PlayStation Plus lebt gefühlt aktuell von Routinen. Monatsgames kommen, Kataloge rotieren und Premium existiert tapfer weiter und wartet darauf, dass jemand erklärt, wofür es emotional eigentlich stehen soll. Klassikerschätze, Streaming und PlayStation-Geschichte, alles vorhanden, nur ohne Erzählung. Ohne diesen Moment, in dem man sagt: Ah, deshalb habe ich genau diese Stufe.
Essential ist solide und manchmal sogar richtig gut. Extra erfüllt seine Pflicht als Sweetspot, mehr aber auch nicht. Und Premium ist … da. Das ist kein Spott, eher ein Schulterklopfen mit hochgezogener Augenbraue. Sony kann Services bauen, aber hier fehlt der letzte Schritt, der nicht nur lautet: Jetzt Cloud-Streaming für eine dedizierte Hardware inklusive.

Ein kleiner Reset würde schon reichen
Das Absurde ist: Ein Reset müsste nicht groß und kein radikaler Umbau sein. Kein panisches „Wir brauchen jetzt auch Day-One-Releases!!!“-Manöver. Es würde reichen, einmal ehrlich den Vorhang zur Seite zu ziehen und zu sagen, was PlayStation Plus künftig sein will. Für wen es gedacht ist und was man realistischerweise erwarten darf – und was nicht. Den Service neu ordnen und im Jahr 2026 mit klar abgegrenzten Stufen, Inhalten und Mehrwerten neu vorstellen.
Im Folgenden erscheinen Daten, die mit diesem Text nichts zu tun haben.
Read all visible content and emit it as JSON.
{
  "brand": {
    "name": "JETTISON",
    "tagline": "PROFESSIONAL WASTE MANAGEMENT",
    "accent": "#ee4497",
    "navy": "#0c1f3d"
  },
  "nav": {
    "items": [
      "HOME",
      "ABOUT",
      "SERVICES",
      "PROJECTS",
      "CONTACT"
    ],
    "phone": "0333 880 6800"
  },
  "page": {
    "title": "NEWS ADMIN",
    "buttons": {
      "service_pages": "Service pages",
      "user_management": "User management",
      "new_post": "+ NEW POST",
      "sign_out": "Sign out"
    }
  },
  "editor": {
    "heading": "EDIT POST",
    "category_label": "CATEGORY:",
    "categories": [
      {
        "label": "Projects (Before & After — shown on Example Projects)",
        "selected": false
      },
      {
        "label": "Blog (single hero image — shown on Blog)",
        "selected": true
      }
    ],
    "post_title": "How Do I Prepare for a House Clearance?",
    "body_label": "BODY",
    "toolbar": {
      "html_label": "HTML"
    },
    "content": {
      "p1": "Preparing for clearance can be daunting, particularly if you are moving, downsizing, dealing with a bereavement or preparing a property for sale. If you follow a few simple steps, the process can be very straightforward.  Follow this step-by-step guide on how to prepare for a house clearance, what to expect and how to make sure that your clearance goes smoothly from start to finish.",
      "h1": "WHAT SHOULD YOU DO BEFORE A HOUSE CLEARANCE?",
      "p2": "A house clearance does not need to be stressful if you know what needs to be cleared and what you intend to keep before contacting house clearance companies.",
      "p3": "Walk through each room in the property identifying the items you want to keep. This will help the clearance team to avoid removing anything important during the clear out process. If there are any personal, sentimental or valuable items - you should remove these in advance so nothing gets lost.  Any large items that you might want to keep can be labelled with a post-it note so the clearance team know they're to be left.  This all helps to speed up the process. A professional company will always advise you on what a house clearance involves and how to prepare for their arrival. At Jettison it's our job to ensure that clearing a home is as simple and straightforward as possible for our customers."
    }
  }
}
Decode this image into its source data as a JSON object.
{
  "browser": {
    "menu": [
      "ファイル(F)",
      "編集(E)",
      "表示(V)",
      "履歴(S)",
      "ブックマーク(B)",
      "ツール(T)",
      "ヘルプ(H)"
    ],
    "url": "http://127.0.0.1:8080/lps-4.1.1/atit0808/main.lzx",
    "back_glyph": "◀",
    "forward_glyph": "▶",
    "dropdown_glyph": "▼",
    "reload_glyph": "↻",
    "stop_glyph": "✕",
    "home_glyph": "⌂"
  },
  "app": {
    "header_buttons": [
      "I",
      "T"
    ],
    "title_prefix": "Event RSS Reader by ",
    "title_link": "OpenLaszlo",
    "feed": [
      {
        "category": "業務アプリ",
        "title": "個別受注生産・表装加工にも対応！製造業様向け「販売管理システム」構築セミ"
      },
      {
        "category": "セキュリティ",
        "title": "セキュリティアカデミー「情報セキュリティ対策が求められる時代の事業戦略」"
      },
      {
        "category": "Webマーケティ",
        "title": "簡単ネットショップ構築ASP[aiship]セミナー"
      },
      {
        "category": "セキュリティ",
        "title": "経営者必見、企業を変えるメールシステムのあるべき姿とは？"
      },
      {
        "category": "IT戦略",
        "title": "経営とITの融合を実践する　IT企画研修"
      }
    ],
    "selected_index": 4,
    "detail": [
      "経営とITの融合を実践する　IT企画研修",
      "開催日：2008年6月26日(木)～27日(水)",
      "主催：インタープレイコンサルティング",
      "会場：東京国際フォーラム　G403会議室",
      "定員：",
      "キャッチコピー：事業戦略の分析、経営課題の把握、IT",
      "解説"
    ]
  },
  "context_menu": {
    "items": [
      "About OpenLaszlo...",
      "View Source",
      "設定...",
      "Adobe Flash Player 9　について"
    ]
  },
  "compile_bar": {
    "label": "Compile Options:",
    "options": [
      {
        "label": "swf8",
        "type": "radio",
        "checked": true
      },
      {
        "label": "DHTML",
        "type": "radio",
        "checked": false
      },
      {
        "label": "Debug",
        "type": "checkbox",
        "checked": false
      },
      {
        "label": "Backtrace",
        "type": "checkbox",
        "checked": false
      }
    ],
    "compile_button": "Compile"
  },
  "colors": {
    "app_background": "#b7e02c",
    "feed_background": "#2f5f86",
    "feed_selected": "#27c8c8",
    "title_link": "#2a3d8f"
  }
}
Denn aktuell entsteht diese seltsame Leerstelle zwischen Angebot und Wahrnehmung. Inhalte sind da, aber Gesprächswert eher weniger. PlayStation Plus ist selten schlecht, aber noch seltener aufregend. Und für einen Service, der monatlich Geld kostet, ist das auf Dauer gefährlicher als ein einzelner schwacher Monat.
Vielleicht ist 2026 genau deshalb der richtige Moment für einen kleinen und sauberen Neustart. Nicht mit Buzzwords, sondern mit Klarheit. Ein Reset im Kopf, nicht im Code. Ein Schritt nach vorn, der sagt: Das hier ist PlayStation Plus, und das meinen wir auch so. Viele würden das nicht als Schwäche lesen, sondern als Stärke.
Die in diesem Artikel geäußerten Ansichten sind die persönliche Meinung des Autors. Sie müssen nicht jedermanns Sichtweise entsprechen – und sollen zum Diskutieren anregen.